Confinement : du laisser-aller dans l'hygiène des Français, mais plus de sobriété

Confinement : du laisser-aller dans l'hygiène des Français, mais plus de sobriété
(illustration)

, publié le mercredi 10 juin 2020 à 11h30

Les chiffres de consommation autour de la période du confinement révèlent plusieurs tendances sur la manière dont la population a traversé cette période extraordinaire.


Derrière les "grands classiques" de première nécessité, qui se sont parfois faits rares en début de confinement, d'autres produits, comme la coloration capillaire, ont tiré leur épingle du jeu. Dans la grande distribution, le rayon hygiène et beauté a fait le yoyo pendant la crise du Covid-19 : après une phase de stockage pré-confinement, (+30% pour le chiffre d'affaires), les consommateurs ont délaissé ces produits (-12,9%) avant de repartir à la hausse au déconfinement (+35,2%), selon le cabinet Nielsen.

"Trois phénomènes expliquent ces chiffres: le fait de ressortir et de voir du monde donc 'je me refais belle', les opérations promos qui ont fait exploser les volumes et l'arrivée des masques en magasins",  détaille Anne Haine, directrice générale pour la France.

Ainsi, les produits de coloration pour les cheveux (+27% pendant le confinement, +45% après), les crèmes dépilatoires (+27%, +45%) et les savons nécessaires aux multiples lavages des mains (+68%, +58%) font un carton. A l'inverse, on note une certaine tendance au laisser-aller avant que ne sonne le retour au travail à travers ces chiffres: les gels douche (-18%, +25%), les déodorants (-37%, +9%), les shampoings (-19%, +26%), les dentifrices (-19%, +20%) et le maquillage des yeux (-57%, +7%).

Quant au chiffre d'affaires des masques, chirurgicaux et en tissu, vendus dans la grande distribution, il a atteint 94 millions d'euros entre le 4 et le 24 mai, contribuant à hauteur de 16% à la croissance des produits de grande consommation durant cette période.
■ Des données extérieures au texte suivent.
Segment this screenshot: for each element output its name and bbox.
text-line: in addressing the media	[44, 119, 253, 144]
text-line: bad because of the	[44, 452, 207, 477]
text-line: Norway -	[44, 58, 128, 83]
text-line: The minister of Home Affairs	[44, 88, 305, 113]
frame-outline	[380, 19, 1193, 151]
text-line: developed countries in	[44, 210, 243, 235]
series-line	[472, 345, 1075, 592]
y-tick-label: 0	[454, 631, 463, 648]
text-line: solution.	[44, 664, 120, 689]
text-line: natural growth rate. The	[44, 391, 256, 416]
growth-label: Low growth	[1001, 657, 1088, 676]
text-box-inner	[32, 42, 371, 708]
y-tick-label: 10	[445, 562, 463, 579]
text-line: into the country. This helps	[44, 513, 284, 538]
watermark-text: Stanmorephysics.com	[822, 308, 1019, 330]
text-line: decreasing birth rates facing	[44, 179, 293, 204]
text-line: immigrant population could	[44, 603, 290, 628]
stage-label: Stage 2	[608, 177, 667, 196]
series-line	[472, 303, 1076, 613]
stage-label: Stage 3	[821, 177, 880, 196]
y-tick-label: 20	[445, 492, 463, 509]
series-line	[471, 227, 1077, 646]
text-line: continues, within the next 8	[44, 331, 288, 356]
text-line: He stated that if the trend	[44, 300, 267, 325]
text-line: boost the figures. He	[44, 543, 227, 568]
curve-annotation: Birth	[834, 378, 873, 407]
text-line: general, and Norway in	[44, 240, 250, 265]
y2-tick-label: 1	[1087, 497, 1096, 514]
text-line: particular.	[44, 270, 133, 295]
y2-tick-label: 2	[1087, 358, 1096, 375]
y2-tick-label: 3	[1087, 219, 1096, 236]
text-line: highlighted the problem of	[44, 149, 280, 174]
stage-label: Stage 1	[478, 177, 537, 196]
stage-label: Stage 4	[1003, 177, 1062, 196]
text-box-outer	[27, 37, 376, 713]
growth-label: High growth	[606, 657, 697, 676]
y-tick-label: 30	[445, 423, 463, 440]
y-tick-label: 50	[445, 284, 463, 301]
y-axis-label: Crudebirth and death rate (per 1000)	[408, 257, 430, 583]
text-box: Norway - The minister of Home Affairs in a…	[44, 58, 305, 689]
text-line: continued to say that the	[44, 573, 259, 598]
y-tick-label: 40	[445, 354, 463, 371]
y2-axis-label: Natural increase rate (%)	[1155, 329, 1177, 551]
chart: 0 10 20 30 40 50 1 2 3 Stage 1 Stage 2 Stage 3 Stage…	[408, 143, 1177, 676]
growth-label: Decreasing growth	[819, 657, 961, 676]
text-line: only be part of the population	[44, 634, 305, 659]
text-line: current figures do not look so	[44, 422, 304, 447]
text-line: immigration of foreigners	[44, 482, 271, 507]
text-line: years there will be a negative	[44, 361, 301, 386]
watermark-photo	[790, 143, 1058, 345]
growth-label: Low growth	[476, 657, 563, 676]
Les Français sont restés sobres

Contrairement aux autres pays, aux Etats-Unis par exemple, les Français sont restés modérés dans leur consommation d'alcool (-4,3% d'achats). Les produits apéritifs (+2% pendant le confinement, +22% après) et les chips (+1%, +16%) n'ont pas rameuté les foules, alors que les alcools ont connu des destins contrastés: les bières (+9%, +36%) et les boissons anisées (+2%, +24%) ont plus ou moins maintenu leurs ventes, tandis que la tequila (-14%, +40%) et le champagne (-51%, +4%) ont subi d'étonnants hauts et bas. "Chez nous, les 'web apéro' n'ont pas trop marché, les gens ont utilisé leurs stocks", souligne Mme Haine.

Le rayon alcool a réalisé sa meilleure journée le samedi 9 mai avec 45 millions d'euros dépensés en vue de "célébrer" le déconfinement le 11 mai: +30% pour les bières par rapport à la moyenne des samedis du confinement, +74% pour le champagne et +32% pour les autres vins pétillants. Toutefois, en raison de la fermeture des bars et restaurants, "il nous manque 35% de nos volumes", tempère Maxime Costilhes, délégué général de Brasseurs de France. Pendant deux mois, les ventes dans les grandes et moyennes surfaces n'ont "rien rattrapé de ce qu'on a perdu dans tout le secteur hors domicile", glisse-t-il. D'autant que "la plupart des brasseurs" ne figurent pas dans ces formats de magasins.